Rafe Esquith is a 5th grade teacher in Los Angeles, CA. He has won many extremely prestigious awards throughout his nearly quarter-century of teaching, and his recent book, Teach Like Your Hair’s On Fire (pictured below), talks about the “methods and madness” inside his classroom.
I chose to read this book just as summer break began, hoping for inspiration for my own classroom for next fall. I found that Esquith is extremely dedicated: he lets his students enter the classroom at 6:30 in the morning, begins an optional math team at 7:00, runs the typical school day from 8:00-3:00, leads a Shakespeare club from 3:00-4:30, and allows students to continue studying in his classroom until 6:00 or later each evening.

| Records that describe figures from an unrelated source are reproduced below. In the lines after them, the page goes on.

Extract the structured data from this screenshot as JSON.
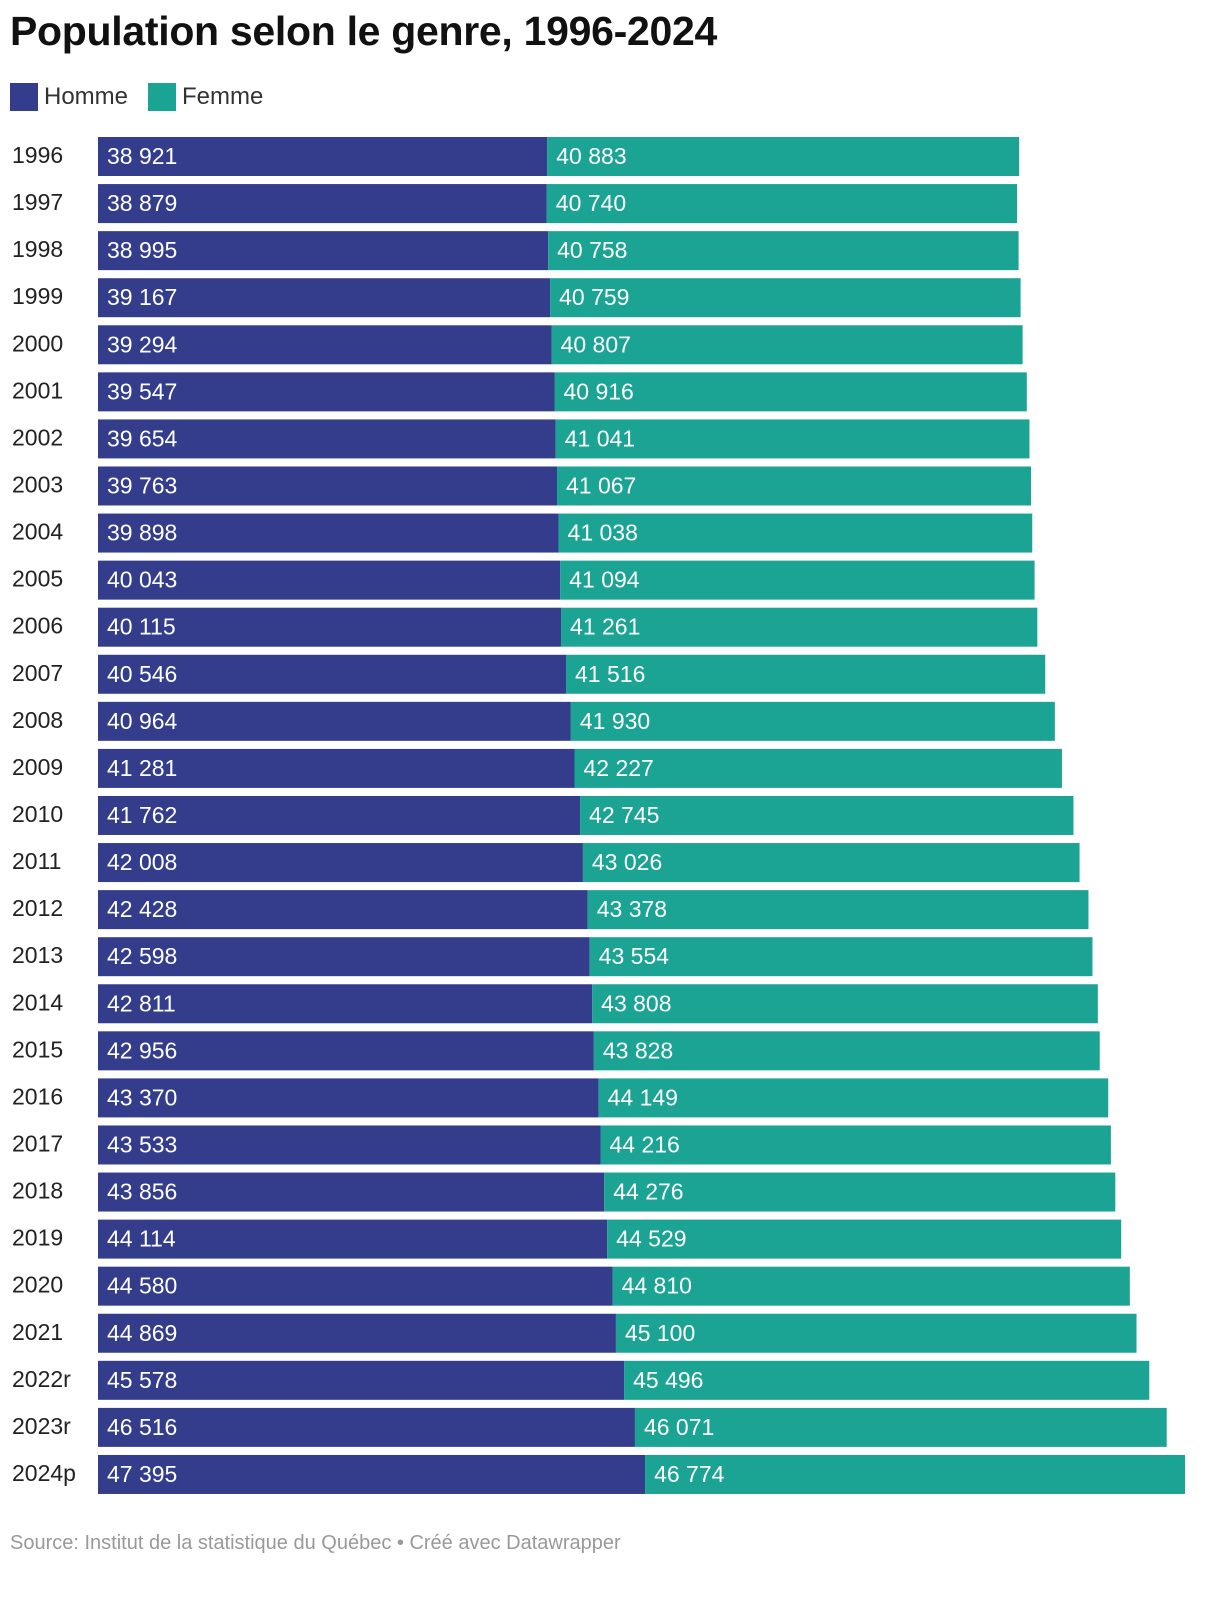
{
  "title": "Population selon le genre, 1996-2024",
  "legend": [
    {
      "label": "Homme",
      "color": "#333d8c"
    },
    {
      "label": "Femme",
      "color": "#1ba394"
    }
  ],
  "source_text": "Source: Institut de la statistique du Québec • Créé avec Datawrapper",
  "chart_data": {
    "type": "bar",
    "orientation": "horizontal",
    "stacked": true,
    "title": "Population selon le genre, 1996-2024",
    "categories": [
      "1996",
      "1997",
      "1998",
      "1999",
      "2000",
      "2001",
      "2002",
      "2003",
      "2004",
      "2005",
      "2006",
      "2007",
      "2008",
      "2009",
      "2010",
      "2011",
      "2012",
      "2013",
      "2014",
      "2015",
      "2016",
      "2017",
      "2018",
      "2019",
      "2020",
      "2021",
      "2022r",
      "2023r",
      "2024p"
    ],
    "series": [
      {
        "name": "Homme",
        "color": "#333d8c",
        "values": [
          38921,
          38879,
          38995,
          39167,
          39294,
          39547,
          39654,
          39763,
          39898,
          40043,
          40115,
          40546,
          40964,
          41281,
          41762,
          42008,
          42428,
          42598,
          42811,
          42956,
          43370,
          43533,
          43856,
          44114,
          44580,
          44869,
          45578,
          46516,
          47395
        ],
        "labels": [
          "38 921",
          "38 879",
          "38 995",
          "39 167",
          "39 294",
          "39 547",
          "39 654",
          "39 763",
          "39 898",
          "40 043",
          "40 115",
          "40 546",
          "40 964",
          "41 281",
          "41 762",
          "42 008",
          "42 428",
          "42 598",
          "42 811",
          "42 956",
          "43 370",
          "43 533",
          "43 856",
          "44 114",
          "44 580",
          "44 869",
          "45 578",
          "46 516",
          "47 395"
        ]
      },
      {
        "name": "Femme",
        "color": "#1ba394",
        "values": [
          40883,
          40740,
          40758,
          40759,
          40807,
          40916,
          41041,
          41067,
          41038,
          41094,
          41261,
          41516,
          41930,
          42227,
          42745,
          43026,
          43378,
          43554,
          43808,
          43828,
          44149,
          44216,
          44276,
          44529,
          44810,
          45100,
          45496,
          46071,
          46774
        ],
        "labels": [
          "40 883",
          "40 740",
          "40 758",
          "40 759",
          "40 807",
          "40 916",
          "41 041",
          "41 067",
          "41 038",
          "41 094",
          "41 261",
          "41 516",
          "41 930",
          "42 227",
          "42 745",
          "43 026",
          "43 378",
          "43 554",
          "43 808",
          "43 828",
          "44 149",
          "44 216",
          "44 276",
          "44 529",
          "44 810",
          "45 100",
          "45 496",
          "46 071",
          "46 774"
        ]
      }
    ],
    "xlim": [
      0,
      94169
    ],
    "grid": false,
    "legend_position": "top-left"
  }
}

Amidst all of the dedication that Esquith shows for his students, however, it became clear in reading the book that his methods, although they may be effective, are not duplicable on a wide scale. First, his hours are “insane” by his own admission. Second, he also acknowledges that he has a “Messiah Complex.” He also scorns his teaching colleagues and school administrators and states that in a typical day, he talks to no other adults at his school.
The good thing about Esquith is that he cares deeply about his students. The bad thing is that his work, largely because of his own antisocial behavior, is not going to be contagious.
I think Rafe has fallen into a trap that we all would do well to avoid, where he cares only for the twenty-some kids in his class. He has lost site of one simple fact: They’re ALL our students. The best schools are the ones where the school’s most inspiring and talented teachers work collaboratively with others to help them achieve similar greatness.
Until he learns that, Mr. Esquith’s career will be defined as one of isolated greatness; he will not be the agent of change that he could have been.